# Greenboard, Showers and Hot Mop



## ddawg16 (Aug 15, 2011)

It's amazing to see how construction methods differ by location. It's also amazing to see how answers differ on this forum.

Greenboard.....yes, I did search....and read a gauntlet of different answers.

What I concluded....greenboard is ok for the ceiling of the shower....

If your going to put tile on it and it will get wet all the time...do NOT use green board....use cement board or hardibacker.

Do NOT put a water proof coating on the cement board/hardibacker.

DO put a water proof membrane *behind *the cement board/hardibacker.

I will be doing hot mop in my showers.....I've done so much research on it....and what I basically concluded....it's pretty much a local thing to California...mainly because our weather (and temps) are easy on it. What I also concluded....while I found lots of 'other' options, I could not find anything that said it was bad or wrong. As with so many other 'old school' methods, the success seems to depend on it being properly installed. And when properly installed, it seems to be a very cost effective and long lasting shower pan.

So...with that said...I've started the blocking....



I should be finished tonight. Once done, the hot mop guy comes in...puts down a mortar bed...then the hot mop which is several layers of felt and hot tar. 
Once done I put up tar paper overlaping the hot mop...then my hardibacker so that it overlaps the hot mop edge by a couple of inches....hence, any moisture that gets past the hardibacker hits the tar paper and then just goes down over the hot mop...through the mortar and into the drain.

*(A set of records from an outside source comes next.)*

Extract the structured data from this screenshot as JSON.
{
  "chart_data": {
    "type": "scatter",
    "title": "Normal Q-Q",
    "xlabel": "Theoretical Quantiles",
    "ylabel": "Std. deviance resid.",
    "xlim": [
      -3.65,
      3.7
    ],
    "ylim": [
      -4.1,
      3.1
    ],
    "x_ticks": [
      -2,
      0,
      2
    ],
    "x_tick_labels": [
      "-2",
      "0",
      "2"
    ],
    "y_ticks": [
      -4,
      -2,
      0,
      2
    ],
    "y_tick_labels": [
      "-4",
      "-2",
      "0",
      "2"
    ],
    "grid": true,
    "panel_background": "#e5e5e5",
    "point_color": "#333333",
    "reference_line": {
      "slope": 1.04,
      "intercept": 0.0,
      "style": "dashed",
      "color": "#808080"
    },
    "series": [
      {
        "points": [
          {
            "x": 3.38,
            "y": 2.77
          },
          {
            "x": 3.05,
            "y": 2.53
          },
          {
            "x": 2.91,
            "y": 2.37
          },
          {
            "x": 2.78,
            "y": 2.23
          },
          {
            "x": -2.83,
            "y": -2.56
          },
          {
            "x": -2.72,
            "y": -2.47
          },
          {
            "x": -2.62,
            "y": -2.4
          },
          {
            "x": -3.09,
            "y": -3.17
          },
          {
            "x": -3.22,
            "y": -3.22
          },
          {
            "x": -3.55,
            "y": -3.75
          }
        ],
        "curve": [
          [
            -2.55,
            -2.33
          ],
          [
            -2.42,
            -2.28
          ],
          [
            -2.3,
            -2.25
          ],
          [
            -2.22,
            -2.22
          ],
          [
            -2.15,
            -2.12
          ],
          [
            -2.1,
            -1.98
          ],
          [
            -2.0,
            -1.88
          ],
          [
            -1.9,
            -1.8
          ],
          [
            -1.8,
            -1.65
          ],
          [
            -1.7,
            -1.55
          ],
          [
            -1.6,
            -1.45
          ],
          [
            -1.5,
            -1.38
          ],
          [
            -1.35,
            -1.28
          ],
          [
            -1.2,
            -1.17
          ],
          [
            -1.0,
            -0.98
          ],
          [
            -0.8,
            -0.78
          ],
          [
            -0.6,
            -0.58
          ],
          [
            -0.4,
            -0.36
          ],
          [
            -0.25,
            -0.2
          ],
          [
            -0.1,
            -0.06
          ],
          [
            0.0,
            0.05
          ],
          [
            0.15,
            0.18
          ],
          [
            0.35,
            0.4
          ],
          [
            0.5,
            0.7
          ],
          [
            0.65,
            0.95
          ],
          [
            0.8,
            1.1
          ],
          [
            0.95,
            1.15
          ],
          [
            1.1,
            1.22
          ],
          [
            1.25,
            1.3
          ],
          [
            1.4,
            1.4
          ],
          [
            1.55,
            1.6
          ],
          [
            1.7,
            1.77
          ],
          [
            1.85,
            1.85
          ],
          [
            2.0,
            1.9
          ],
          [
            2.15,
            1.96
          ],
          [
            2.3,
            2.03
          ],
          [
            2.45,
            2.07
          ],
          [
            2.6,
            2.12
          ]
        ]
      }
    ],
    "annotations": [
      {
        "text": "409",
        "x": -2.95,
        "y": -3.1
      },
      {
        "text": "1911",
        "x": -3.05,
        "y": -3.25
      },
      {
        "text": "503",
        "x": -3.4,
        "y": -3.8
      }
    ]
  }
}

No questions this round....unless someone sees any issues with my plans.....I'm just more or less thinking out loud...because once I start...I'm pretty much committed.


----------



## ToolSeeker (Sep 19, 2012)

Have never heard of that method. That neither makes it good or bad. Just seems like a lot compared to just using membrane and sand mix. But hey if it works for you go for it.


----------



## Nailbags (Feb 1, 2012)

ddawg16 said:


> It's amazing to see how construction methods differ by location. It's also amazing to see how answers differ on this forum.
> 
> Greenboard.....yes, I did search....and read a gauntlet of different answers.
> 
> ...


Great job you should be very happy with it. if the hot mop is done right. it should out live your grand kids kids. just for those out side of the hot dry arid desserts don't do a hot mop. LA Cali and Arizona places like that. else were to cold in the winter time.


----------



## CitadelBlue (May 23, 2013)

Appreciate explaining hot mop ....Have heard the term but never what it was !!!


----------